Front cover of Little Red Hot: Chane of Fools #1

Little Red Hot is an American comic book series created, written and drawn by film concept artist Dawn Brown. The book is published by Image Comics. The series currently consists of two mini-series: Chane of Fools, published in 1999, and Bound, published in 2001.

==Plot summary==
The series revolves around the adventures of Chane, a bounty hunter who tracks down people who have broken their deal with the Devil. Bored and frustrated with her life, Chane accepts an unusual assignment. A miserly billionaire, Mr. Ball, learns he is dying, and wants forgiveness for his years of corruption and selfishness. He hires Chane to help him find God before he dies.
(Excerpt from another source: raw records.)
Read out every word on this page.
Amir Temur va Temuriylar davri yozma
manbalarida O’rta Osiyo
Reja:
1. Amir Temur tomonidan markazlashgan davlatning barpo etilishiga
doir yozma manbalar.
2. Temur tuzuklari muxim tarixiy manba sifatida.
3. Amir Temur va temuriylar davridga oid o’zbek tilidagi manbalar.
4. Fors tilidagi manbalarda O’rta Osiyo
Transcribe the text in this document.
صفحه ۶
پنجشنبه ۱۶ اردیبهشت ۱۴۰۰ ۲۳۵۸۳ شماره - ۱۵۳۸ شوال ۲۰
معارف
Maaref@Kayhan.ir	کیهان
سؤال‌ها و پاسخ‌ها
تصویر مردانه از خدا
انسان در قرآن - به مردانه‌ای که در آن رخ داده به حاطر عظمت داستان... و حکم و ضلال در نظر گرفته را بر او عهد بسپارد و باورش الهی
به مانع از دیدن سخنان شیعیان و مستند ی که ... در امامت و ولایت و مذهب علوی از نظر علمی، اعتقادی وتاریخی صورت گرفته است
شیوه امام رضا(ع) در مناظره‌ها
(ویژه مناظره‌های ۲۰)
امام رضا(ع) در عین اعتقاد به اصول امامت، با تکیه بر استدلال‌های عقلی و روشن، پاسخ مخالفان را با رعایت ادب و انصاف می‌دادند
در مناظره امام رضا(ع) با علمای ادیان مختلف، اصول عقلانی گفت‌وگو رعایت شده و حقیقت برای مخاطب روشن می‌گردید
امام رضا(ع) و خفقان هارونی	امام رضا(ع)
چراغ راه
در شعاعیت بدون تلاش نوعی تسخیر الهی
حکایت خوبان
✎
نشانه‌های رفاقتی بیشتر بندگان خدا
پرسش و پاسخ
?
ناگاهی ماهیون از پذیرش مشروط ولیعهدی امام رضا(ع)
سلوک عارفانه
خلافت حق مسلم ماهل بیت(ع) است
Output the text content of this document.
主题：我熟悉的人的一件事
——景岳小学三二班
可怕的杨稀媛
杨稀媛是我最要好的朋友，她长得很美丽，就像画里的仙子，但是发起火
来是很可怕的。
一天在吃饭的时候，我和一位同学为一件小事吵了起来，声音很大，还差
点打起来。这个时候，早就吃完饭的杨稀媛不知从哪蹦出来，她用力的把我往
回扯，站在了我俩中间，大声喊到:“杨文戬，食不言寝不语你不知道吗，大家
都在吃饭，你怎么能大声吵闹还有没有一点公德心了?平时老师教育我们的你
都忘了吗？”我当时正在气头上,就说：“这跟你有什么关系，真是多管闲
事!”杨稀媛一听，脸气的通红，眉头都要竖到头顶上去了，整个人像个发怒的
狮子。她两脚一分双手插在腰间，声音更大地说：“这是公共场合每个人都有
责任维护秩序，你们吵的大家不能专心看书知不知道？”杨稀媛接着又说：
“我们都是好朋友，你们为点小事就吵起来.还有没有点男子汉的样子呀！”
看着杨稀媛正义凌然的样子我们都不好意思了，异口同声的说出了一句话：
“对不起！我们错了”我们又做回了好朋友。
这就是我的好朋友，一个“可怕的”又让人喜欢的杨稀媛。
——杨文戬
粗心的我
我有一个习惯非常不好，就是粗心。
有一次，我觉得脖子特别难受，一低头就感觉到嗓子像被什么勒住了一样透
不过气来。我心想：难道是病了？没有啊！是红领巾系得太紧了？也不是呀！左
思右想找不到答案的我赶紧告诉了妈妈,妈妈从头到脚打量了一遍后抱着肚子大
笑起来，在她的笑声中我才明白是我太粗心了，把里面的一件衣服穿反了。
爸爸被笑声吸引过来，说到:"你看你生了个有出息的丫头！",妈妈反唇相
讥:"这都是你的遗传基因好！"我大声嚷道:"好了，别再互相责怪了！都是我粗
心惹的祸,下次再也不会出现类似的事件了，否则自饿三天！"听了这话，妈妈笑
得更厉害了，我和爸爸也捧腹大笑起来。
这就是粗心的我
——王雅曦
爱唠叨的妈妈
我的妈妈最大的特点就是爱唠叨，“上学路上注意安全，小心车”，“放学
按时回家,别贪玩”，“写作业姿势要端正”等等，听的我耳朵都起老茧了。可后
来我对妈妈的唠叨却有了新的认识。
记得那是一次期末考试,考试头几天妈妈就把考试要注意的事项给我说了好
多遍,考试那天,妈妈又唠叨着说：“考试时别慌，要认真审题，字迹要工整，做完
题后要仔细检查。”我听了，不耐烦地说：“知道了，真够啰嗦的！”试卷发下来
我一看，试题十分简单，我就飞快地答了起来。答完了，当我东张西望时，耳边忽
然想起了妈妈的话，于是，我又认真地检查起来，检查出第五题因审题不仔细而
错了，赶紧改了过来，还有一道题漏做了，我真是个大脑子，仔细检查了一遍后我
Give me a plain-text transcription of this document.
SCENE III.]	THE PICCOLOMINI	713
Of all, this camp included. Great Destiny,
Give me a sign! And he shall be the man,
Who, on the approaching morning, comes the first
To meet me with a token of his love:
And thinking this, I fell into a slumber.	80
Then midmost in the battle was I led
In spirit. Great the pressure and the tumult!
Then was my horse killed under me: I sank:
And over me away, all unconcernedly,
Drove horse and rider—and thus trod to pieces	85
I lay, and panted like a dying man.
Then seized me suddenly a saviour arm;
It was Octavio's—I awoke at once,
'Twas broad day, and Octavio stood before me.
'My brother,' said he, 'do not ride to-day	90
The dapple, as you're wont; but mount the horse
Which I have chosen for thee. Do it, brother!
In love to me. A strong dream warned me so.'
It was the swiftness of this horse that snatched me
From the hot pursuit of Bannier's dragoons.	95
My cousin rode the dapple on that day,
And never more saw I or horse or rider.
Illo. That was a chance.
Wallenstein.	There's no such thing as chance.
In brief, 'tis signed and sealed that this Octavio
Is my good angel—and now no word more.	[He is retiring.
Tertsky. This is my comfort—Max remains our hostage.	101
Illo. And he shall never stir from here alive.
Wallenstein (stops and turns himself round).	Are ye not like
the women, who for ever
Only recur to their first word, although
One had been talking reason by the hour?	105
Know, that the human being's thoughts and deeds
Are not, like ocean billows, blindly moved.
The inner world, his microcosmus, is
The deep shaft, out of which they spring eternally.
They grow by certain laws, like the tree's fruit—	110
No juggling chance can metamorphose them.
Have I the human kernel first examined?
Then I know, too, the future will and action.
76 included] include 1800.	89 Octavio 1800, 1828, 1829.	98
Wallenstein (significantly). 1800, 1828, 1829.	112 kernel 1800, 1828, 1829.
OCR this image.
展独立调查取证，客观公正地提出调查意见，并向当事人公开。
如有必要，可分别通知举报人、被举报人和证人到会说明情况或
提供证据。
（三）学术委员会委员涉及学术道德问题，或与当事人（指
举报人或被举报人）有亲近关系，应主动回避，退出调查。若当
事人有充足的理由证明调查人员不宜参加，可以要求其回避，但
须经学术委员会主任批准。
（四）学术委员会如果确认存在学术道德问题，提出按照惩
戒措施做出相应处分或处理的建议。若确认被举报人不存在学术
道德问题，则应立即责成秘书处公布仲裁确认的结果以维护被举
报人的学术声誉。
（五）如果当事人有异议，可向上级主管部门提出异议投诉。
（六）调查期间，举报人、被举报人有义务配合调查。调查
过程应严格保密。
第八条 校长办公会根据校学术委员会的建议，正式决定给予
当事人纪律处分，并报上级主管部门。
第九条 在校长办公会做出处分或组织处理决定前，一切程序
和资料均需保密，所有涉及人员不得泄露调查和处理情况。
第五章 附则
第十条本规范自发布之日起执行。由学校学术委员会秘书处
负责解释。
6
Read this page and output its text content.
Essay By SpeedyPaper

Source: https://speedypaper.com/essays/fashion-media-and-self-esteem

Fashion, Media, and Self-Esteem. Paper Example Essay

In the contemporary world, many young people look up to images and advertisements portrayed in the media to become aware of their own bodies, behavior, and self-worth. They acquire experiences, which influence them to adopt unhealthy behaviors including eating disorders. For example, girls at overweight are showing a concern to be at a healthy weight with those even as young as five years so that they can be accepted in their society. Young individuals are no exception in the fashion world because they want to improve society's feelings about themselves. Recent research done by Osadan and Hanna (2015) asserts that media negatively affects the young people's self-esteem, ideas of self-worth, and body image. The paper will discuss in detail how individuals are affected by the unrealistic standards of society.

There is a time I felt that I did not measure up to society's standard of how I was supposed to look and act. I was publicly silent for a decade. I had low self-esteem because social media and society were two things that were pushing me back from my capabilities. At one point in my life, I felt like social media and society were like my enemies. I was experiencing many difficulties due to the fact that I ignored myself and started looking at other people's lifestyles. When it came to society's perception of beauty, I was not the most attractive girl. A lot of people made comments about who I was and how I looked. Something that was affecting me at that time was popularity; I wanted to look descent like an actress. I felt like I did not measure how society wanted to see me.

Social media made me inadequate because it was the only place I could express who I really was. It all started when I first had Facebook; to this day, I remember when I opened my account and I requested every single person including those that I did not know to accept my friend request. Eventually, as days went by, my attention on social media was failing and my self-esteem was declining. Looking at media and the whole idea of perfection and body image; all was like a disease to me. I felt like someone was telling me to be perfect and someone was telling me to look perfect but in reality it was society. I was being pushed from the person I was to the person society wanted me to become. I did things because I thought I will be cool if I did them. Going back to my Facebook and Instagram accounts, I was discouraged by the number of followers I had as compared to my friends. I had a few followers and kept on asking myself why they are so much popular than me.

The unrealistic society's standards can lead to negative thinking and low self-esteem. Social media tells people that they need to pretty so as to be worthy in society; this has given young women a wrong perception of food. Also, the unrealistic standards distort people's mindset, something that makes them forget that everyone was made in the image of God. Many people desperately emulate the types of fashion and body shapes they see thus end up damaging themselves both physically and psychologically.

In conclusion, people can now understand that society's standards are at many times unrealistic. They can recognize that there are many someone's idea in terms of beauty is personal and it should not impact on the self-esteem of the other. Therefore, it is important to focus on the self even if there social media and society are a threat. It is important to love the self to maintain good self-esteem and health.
Against direct orders from the Devil, Chane accepts the assignment and embarks on worldwide adventures in search of God. A treacherous encounter in the desert awakens something in Chane, and she begins the search for her own redemption.

==Collected editions==
The three issue mini-series Chane of Fools is collected into a trade paperback by Image Comics called Little Red Hot: The Foolish Collection.

A Little Red Hot short story appears in the anthology graphic novel, Rockets & Robots published by Komikwerks.
- Little Red Hot: The Foolish Collection 1999, ISBN 1-58240-107-1
- Komikwerks Presents: Rockets & Robots 2005, ISBN 0-97428-033-X

==Awards==
Little Red Hot and creator Dawn Brown won a grant from the Xeric Foundation in 1998.

Dawn Brown was nominated for the Kimberly Yale Award for Best New Talent at the Lulu Awards in 1999 for her work on Little Red Hot.

Dawn Brown was nominated for an Eisner Award in 2006 for "Talent Deserving of Wider Recognition" for her work on Little Red Hot and Ravenous.